Archivo de la Categoría “236”

MÉXICO

 

—Entonces volveré en una hora… aproximadamente… —dijo, mirando el reloj de pulsera sin poder evitar que la voz se le quebrara.


Ilustración: Duende

Observó a la mujer tendida en la cama. Entre sábanas, ella se movió apenas. Abrió los ojos. Lo miró con cariño. Sonrió. Asomaron las puntas de unos dedos de uñas rotas. El hombro se desnudó, mostrando las laceraciones costrosas. Un olor a carne podrida flotó breve, amenazante, luego descendió sobre todas las cosas. Abajo, al pie de la cama, los cuatro perros minúsculos estiraron las patas; desde los ojos, cerrados por legañas, volaron las moscas. El escenario de miseria era opacado por la presencia radiante del hombre: sus ropas limpias, la cara juvenil que contrastaba con el rostro macilento y avejentado de la mujer…

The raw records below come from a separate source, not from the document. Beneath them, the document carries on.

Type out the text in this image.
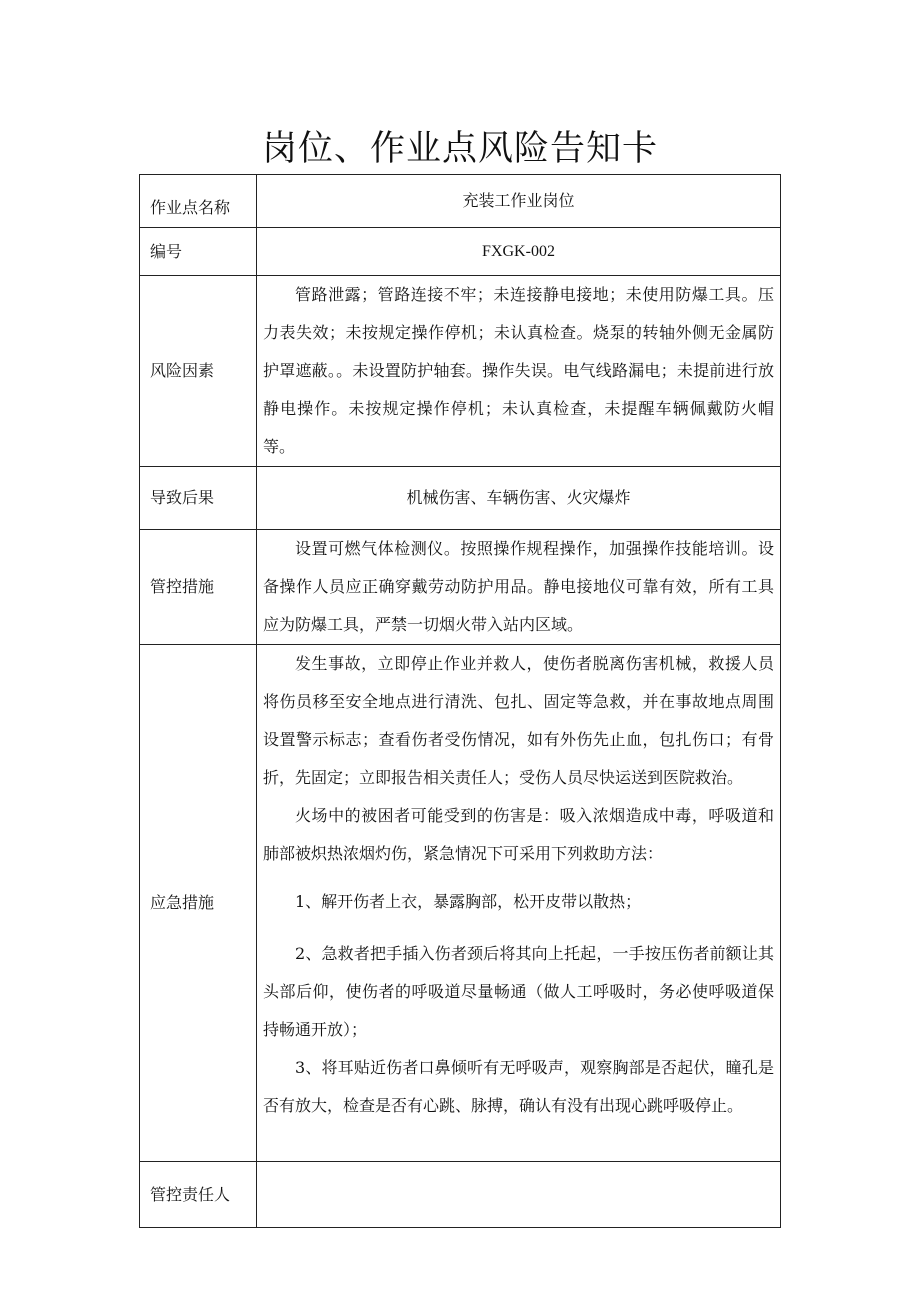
岗位、作业点风险告知卡
作业点名称	充装工作业岗位
编号	FXGK-002
风险因素	管路泄露；管路连接不牢；未连接静电接地；未使用防爆工具。压力表失效；未按规定操作停机；未认真检查。烧泵的转轴外侧无金属防护罩遮蔽。。未设置防护轴套。操作失误。电气线路漏电；未提前进行放静电操作。未按规定操作停机；未认真检查，未提醒车辆佩戴防火帽等。

导致后果	机械伤害、车辆伤害、火灾爆炸
管控措施	设置可燃气体检测仪。按照操作规程操作，加强操作技能培训。设备操作人员应正确穿戴劳动防护用品。静电接地仪可靠有效，所有工具应为防爆工具，严禁一切烟火带入站内区域。

应急措施	发生事故，立即停止作业并救人，使伤者脱离伤害机械，救援人员将伤员移至安全地点进行清洗、包扎、固定等急救，并在事故地点周围设置警示标志；查看伤者受伤情况，如有外伤先止血，包扎伤口；有骨折，先固定；立即报告相关责任人；受伤人员尽快运送到医院救治。

火场中的被困者可能受到的伤害是：吸入浓烟造成中毒，呼吸道和肺部被炽热浓烟灼伤，紧急情况下可采用下列救助方法：

1、解开伤者上衣，暴露胸部，松开皮带以散热；

2、急救者把手插入伤者颈后将其向上托起，一手按压伤者前额让其头部后仰，使伤者的呼吸道尽量畅通（做人工呼吸时，务必使呼吸道保持畅通开放）；

3、将耳贴近伤者口鼻倾听有无呼吸声，观察胸部是否起伏，瞳孔是否有放大，检查是否有心跳、脉搏，确认有没有出现心跳呼吸停止。

管控责任人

Salió, por fin, de entre la ruina, la peste. Le sorprendió la luz del día, le lastimó los ojos nuevos. El sol irradiaba una luz calurosa pero soportable que iluminaba enfermiza, declinante. Miró el cerco que lo separaba del río. Sobre la superficie del patio adornado por macetas de vivas flores se extendía una capa de hojas secas que crujían al paso del viento, arrastradas hasta el agua. Arriba la gran ceiba aún conservaba algunas hojas. Cubierta de epífitas, parecía un organismo parasitado por serpientes momificadas, que la envolvían hacia lo alto y largo de tronco y ramas.

Más allá del muro que apenas llegaba al río miró, entre las ramas de los arbustos, la extensión del parque venido a menos. Conservaba su poder de atracción para los adolescentes que salían de las escuelas. Por un instante que pronto se disipó, brilló en sus ojos el hambre: sobre una jardinera cubierta de líquenes una pareja fresca se besuqueaba boca y cara. Las manos del chico se engarfiaban bajo de la falda de ella, le desnudaban las piernas, se movían trazando círculos ansiosos.

Debajo de unos árboles la mano de otro chico había conquistado los pechos de su compañera y apretaban. A la sombra de arbustos, sobre las jardineras, las parejas otorgaban nueva vida al parque abandonado. En el muro del fondo gritaban los grafitis. Aullaban al pie de la pared bolsas de basura reventadas.

Llevándose una mano al bolsillo del suéter, en un gesto desperdiciado, se cercioró de que tenía aún el dinero. Giró la llave en el candado oxidado. El sonido de las cadenas le trajo imágenes desvanecidas de siglos de corrosión y vejez.

Ahí fuera, la calle.

Le apuñaló el miedo por un momento. Dio un paso en la acera. Miró al frente, inmóvil. Se volvió para cerrar el candado, echar la cadena. Decidido, comenzó a andar. Paseó los ojos sobre el pavimento. Estaba cubierto de flores machacadas por el paso de la gente. Caían del tulipán de la India que sombreaba a lo largo de la barda del parque. Había algo de magia en el hecho de caminar fuera. Algo de hechizo o sortilegio.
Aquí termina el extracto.